In the financial sector, the Canadian banks are considered anchor holdings. However, given the precarious state of the Canadian housing market and the recent run up in share prices, where should an investor put new money in the sector?
Here are four key reasons why I think investors should consider The Bank of Nova Scotia (TSX: BNS)(NYSE: BNS) right now as a solid bank pick for a long-term growth investment.
1. Diversified earnings
The Bank of Nova Scotia may be Canada’s third largest bank, but it is number one when it comes to international operations.
In its Q3 2014 earnings statement, Bank of Nova Scotia reported its net income came from four specific sectors: Canadian banking accounted for 33%, international banking contributed 24%, global banking and markets added 24%, and global wealth and insurance supplied 19% of profits.
This diversification will be very important moving forward. Canadian retail customers are already sitting on record levels of debt, and there is a limit to how much profit the Canadian banks can squeeze out of this market given the current situation.
2. The Latin American economic revolution
As Canada’s most international lender, Bank of Nova Scotia is focused on building a leadership presence in markets where high-margin product penetration is much lower than in Canada and the U.S.
In Latin America, Bank of Nova Scotia operates in Mexico, Chile, Peru, and Colombia. The combined population in these four markets tops 200 million and the average age is much younger than that of the U.S. and Canada. The Bank of Nova Scotia hasn’t chosen these four countries on a whim.

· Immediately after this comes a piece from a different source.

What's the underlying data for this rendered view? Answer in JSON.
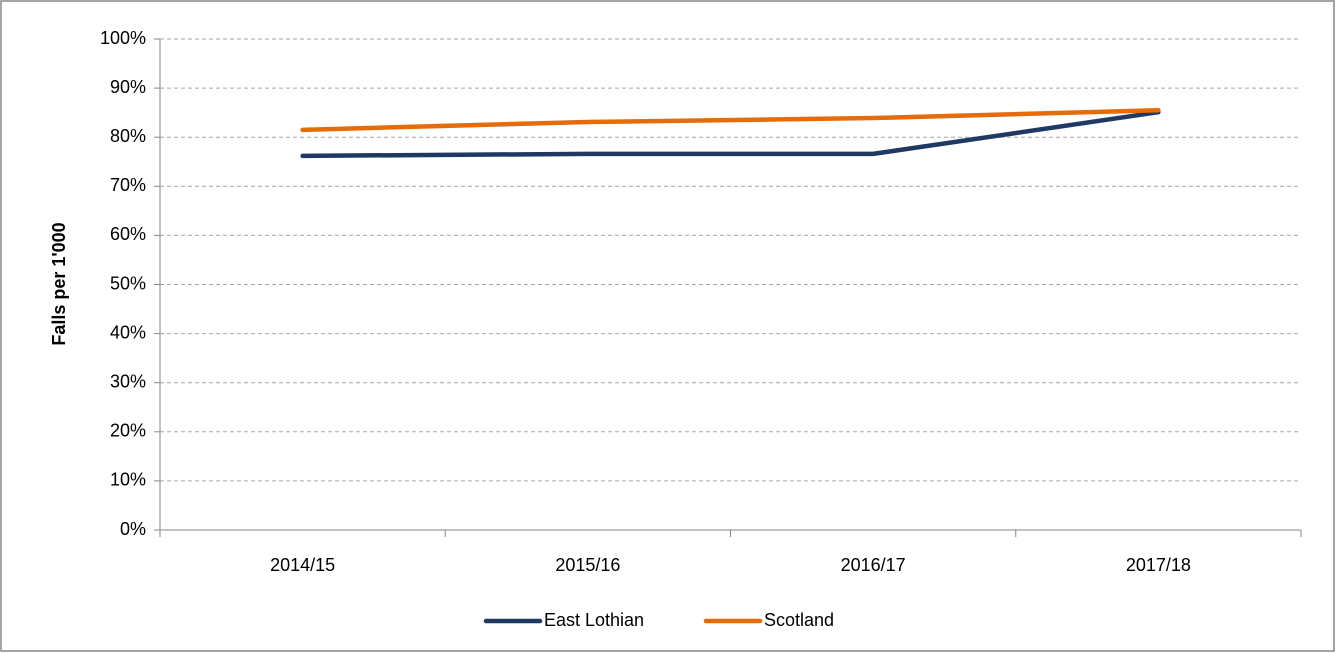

As economic growth expands and political stability takes root, the young people in Latin America are becoming more affluent and demanding services such as credit cards, mortgage loans, lines of credit, insurance, and investment products.
The governments of these four countries also realize the power of merging markets and enabling free trade. A new trade agreement between Mexico, Colombia, Chile, and Peru will eliminate tariffs on 92% of all goods moving between the four countries.
The result will be greater opportunity for small businesses to buy and sell goods in all four markets. When this happens, these companies will require a host of financial services including foreign exchange, trade financing, and cash management.
Because The Bank of Nova Scotia has operations in all four markets, the opportunity to provide financial products and services to these small and medium businesses is massive.
The four Latin American economic powerhouses have also set up a platform for the free movement of capital. The Latin American Integrated Market is the result of the unification of the four stock exchanges. There are more than 750 companies trading on the exchange. Their combined market value is greater than $1 trillion.
The Bank of Nova Scotia is setting up brokerage operations in all four countries to take advantage of the demand for trading services.
3. Manageable Canadian retail risk
The company’s Basel III common equity Tier 1 capital ratio on July 31 was a solid 10.9%. As a measure of the bank’s financial strength the ratio is important for investors in the event that a serious financial crisis occurs.
4. Share appreciation and dividend growth
As a long-term holding, The Bank of Nova Scotia is tough to beat. The company has paid a dividend every year for more than a century and the stock has risen more than 85% in the past 10 years.
The bottom line
The recent weakness in the stock might continue in the short term, but the pullback should be seen as a long-term buying opportunity.